Testing has a long-standing history of being split between capability and regression focus.
Capability Testing: tests are a codified acceptance criteria to verify that a feature story is implemented and behaving correctly
Regression Testing: captures behaviors that the devs did not expect, but users ended up replicating, capturing their intended resolution so as to not repeat old mistakes
TDD focuses on the Capability side. This side rubs shoulders with Smoke Testing, Component Testing, Unit Testing, Developer Testing, Performance Testing.
However, it is unrelated or orthogonal at best to Snapshot Testing, End-2-end regression testing (what one considers “simple QA”), Characterisation testing and Monitoring (self-correcting architectures).
Adoption pains
TDD requires a engineers to wear a business hat, or at least a product engineering one. A mode of thinking where we focus on the flow of serving customers / creating value. Not merely of technical precision and detail of writing code.

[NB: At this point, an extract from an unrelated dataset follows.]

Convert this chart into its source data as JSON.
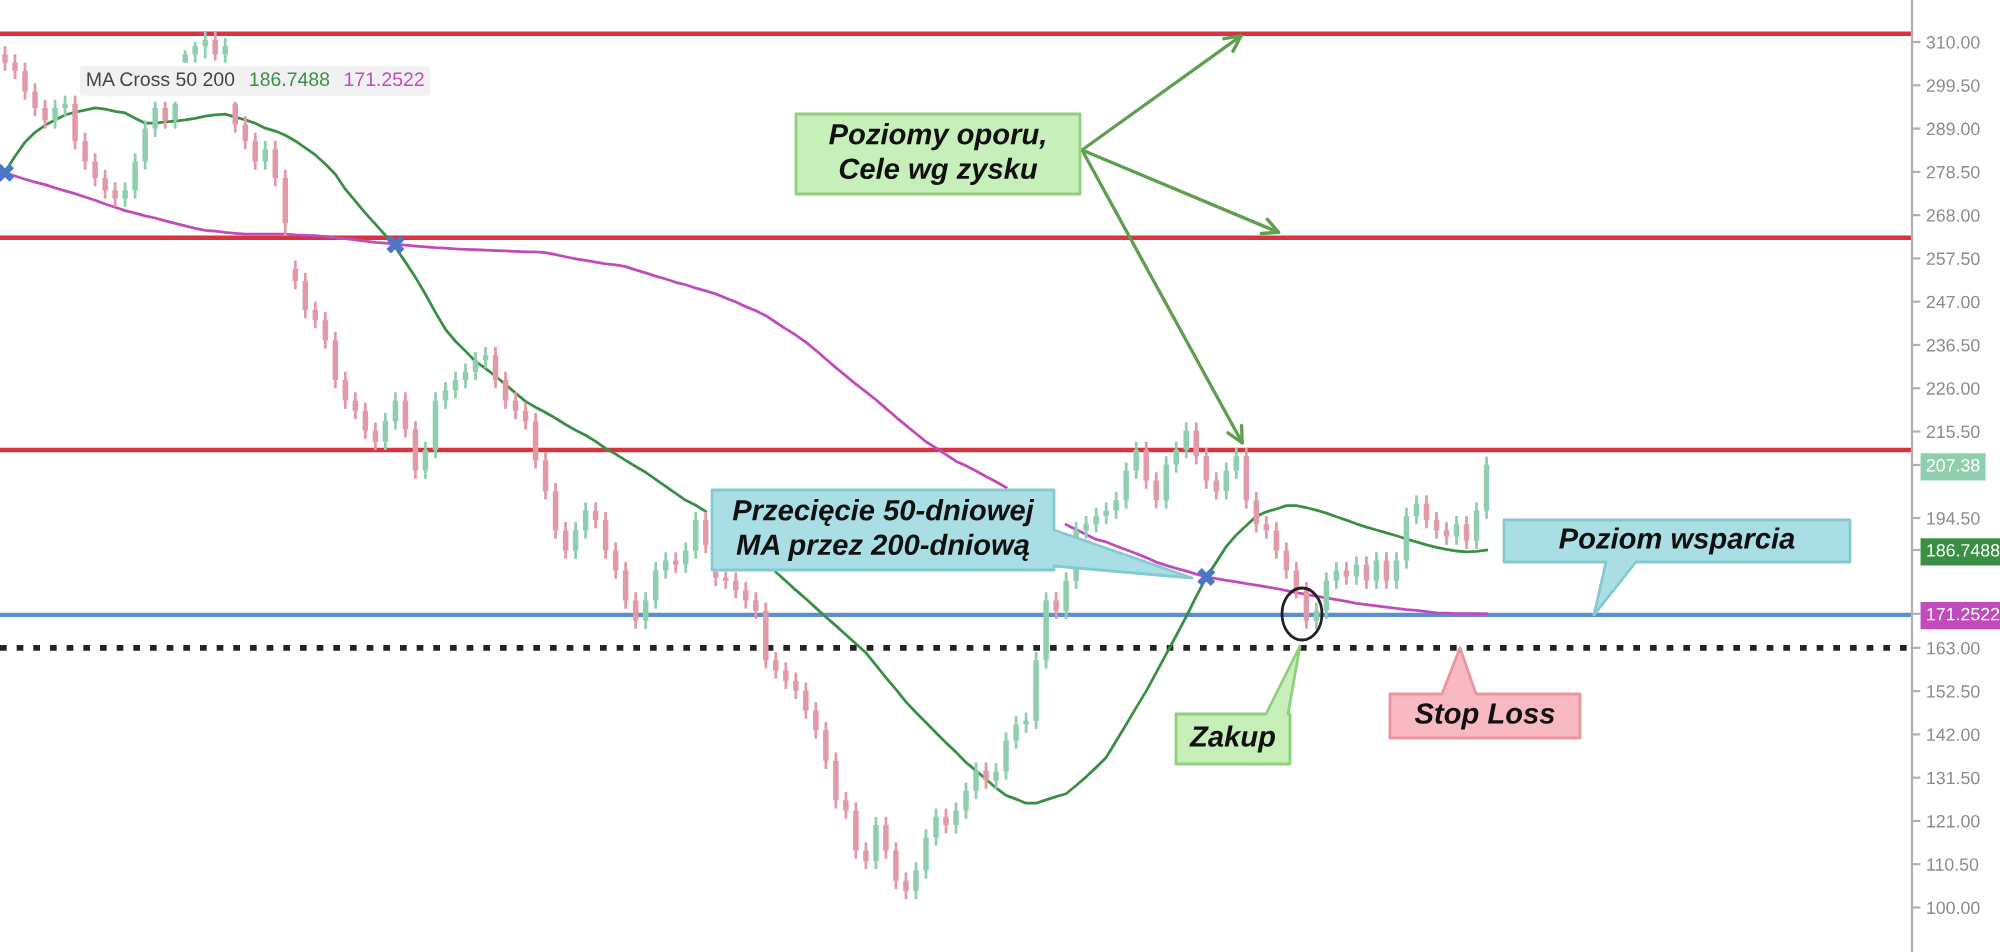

Ultimately this gradually increases the level of responsibility for their work that engineers willingly take upon themselves.
Adoption isn’t made plain and easy by doing more TDD workshops. That merely treats symptoms and in my experience makes adoption more costly long-term.
What makes devs take on the mantel of TDD usage is a mindset shift towards higher quality delivery and development, even when nobody is watching.
Such a transition requires them to accept the belief that self-testing, autonomously tested code is better than human inspection for matters of code design and correctness of behavior. But not aesthetics and overall architecture.